Thomas van Heck. Kappertjes. Copyright Atelier Thomas van Heck.
 

Terug naar inhoudsopgave

Gratis lezen
Voor de lezers van het Biesboschmagazine stuurde André Meeusen een aantal pagina's van zijn boek 'De bibliotheek van mijn opa'. Hierin komen passages voor waarin zijn opa verteld over de oorlogsjaren in de Biesbosch waar hij met zijn schip ondergedoken lag.

 

Advertorial

Printvriendelijke versie (PDF)

Copyright André Meeusen.Roeien met de riemen die je hebt

André Meeusen

In de oorlog dook mijn opa met het schip de Maria onder in de Biesbosch. Met zijn familie en een aantal andere schepen bracht hij daar ruim een half jaar door. Met een klein groepje mensen zaten ze op een kluitje bijeen onder de spanning van mogelijke ontdekking. Mijn opa vertelde mij zijn verhaal.

“Begin juni 1944 schoven we met vier schepen de wirwar van de Biesbosch binnen. We gingen liggen aan de Catharinapolder. Al snel zetten we een systeem op om aan voedsel te komen. We hadden schipperspasjes waarmee we distributiebonnen konden krijgen. Eens in de veertien dagen haalden we in Dordrecht bonnen en deden daar gelijk boodschappen. Om ons rantsoen aan te vullen, werkten we op het land bij twee boeren in de omgeving, Visscher en Goes. We hielpen ze met oogsten en dorsen, en we leerden koeien melken. We sloten een molentje aan op de hulpmotor om koolzaad te persen. We maakten onze eigen zeep, van suikerbieten kookten we stroop en met wat primitief gereedschap – een groot blik en een houten plankje met gaten erin – karnden we melk.

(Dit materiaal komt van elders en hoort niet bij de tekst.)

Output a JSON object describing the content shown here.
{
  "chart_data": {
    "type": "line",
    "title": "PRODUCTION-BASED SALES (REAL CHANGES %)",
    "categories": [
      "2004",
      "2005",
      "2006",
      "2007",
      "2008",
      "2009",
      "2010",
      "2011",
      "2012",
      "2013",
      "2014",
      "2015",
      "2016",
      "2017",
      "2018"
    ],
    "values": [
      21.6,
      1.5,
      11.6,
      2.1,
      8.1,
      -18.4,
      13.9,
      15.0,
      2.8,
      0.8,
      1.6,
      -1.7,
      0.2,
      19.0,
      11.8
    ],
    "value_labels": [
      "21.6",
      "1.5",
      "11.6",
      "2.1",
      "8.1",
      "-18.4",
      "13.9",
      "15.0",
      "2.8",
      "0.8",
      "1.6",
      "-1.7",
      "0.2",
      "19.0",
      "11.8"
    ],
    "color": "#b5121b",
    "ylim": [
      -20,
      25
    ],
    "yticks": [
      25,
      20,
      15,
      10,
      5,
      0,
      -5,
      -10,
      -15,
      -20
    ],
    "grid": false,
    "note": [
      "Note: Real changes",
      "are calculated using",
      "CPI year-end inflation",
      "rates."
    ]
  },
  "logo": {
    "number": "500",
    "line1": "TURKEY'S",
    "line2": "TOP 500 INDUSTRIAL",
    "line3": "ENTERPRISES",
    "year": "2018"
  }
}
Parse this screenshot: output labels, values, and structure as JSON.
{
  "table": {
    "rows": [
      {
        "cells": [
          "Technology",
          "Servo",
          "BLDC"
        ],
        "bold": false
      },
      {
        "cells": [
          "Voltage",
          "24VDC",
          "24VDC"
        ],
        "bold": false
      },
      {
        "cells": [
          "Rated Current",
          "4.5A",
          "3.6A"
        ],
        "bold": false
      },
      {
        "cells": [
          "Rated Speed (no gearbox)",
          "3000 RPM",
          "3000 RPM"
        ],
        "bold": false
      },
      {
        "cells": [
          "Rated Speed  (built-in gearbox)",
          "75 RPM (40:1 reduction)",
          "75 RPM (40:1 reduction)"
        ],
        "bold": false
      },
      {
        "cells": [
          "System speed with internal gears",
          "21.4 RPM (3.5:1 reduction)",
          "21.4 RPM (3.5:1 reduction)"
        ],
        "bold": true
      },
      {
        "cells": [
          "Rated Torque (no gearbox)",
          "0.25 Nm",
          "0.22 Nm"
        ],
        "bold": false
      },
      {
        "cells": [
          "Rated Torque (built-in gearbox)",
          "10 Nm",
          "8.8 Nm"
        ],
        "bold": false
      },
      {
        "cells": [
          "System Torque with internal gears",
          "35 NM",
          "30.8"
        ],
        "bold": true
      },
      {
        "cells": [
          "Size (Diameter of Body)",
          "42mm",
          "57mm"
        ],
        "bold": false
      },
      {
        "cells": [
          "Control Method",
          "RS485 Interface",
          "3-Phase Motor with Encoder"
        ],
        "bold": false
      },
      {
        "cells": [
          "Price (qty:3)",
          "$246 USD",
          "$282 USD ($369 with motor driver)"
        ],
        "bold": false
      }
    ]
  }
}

Copyright Tali Farchi.In de Biesbosch zelf was weinig voedzaams te vinden. Er zat een kooiker in een nabijgelegen kreek waar we eendenvlees haalden. Meer naar het oosten zaten wat boeren die aardappels en appels verbouwden. We maakten een zeiltje voor op de roeiboot om door de Biesbosch naar het oosten te zeilen. Voor drinkwater roeiden we naar de Ottersluis waar we het water in vaten uit de waterleiding tapten. Daar waren we een hele dag mee bezig.

Boer Visscher had een lekke kano die we naar boord sleepten en oplapten. Als peddels gebruikten we stokken met een stuk blik eraan vast. Daarmee maakten we verkenningstochten door het gebied. Al gauw kenden we iedere vaargeul op ons duimpje.

Na Dolle Dinsdag liep de Biesbosch vol met schepen. We besloten dieper de biezen in te trekken, naar een kreek achter de Catharina Plaatjes, bij het Gat van de Buisjes. Het was een steeds smaller wordende geul tussen het riet, die bij laag water droogviel. Aan weerskanten bevonden zich rietheuvels die een goede camouflage boden. Hemelsbreed was het 500 meter verder, maar we moesten er een half uur voor rondvaren.

De stuurhut van een van de schepen stak te hoog boven de rietheuvels uit dus die braken we af. De andere stuurhutten camoufleerden we met riet. Voor de boeg spanden we een touw waar we riet langs hingen, zodat de schepen van een afstand nauwelijks zichtbaar waren.

Motorschip Maria op de waal. Copyright André Meeusen.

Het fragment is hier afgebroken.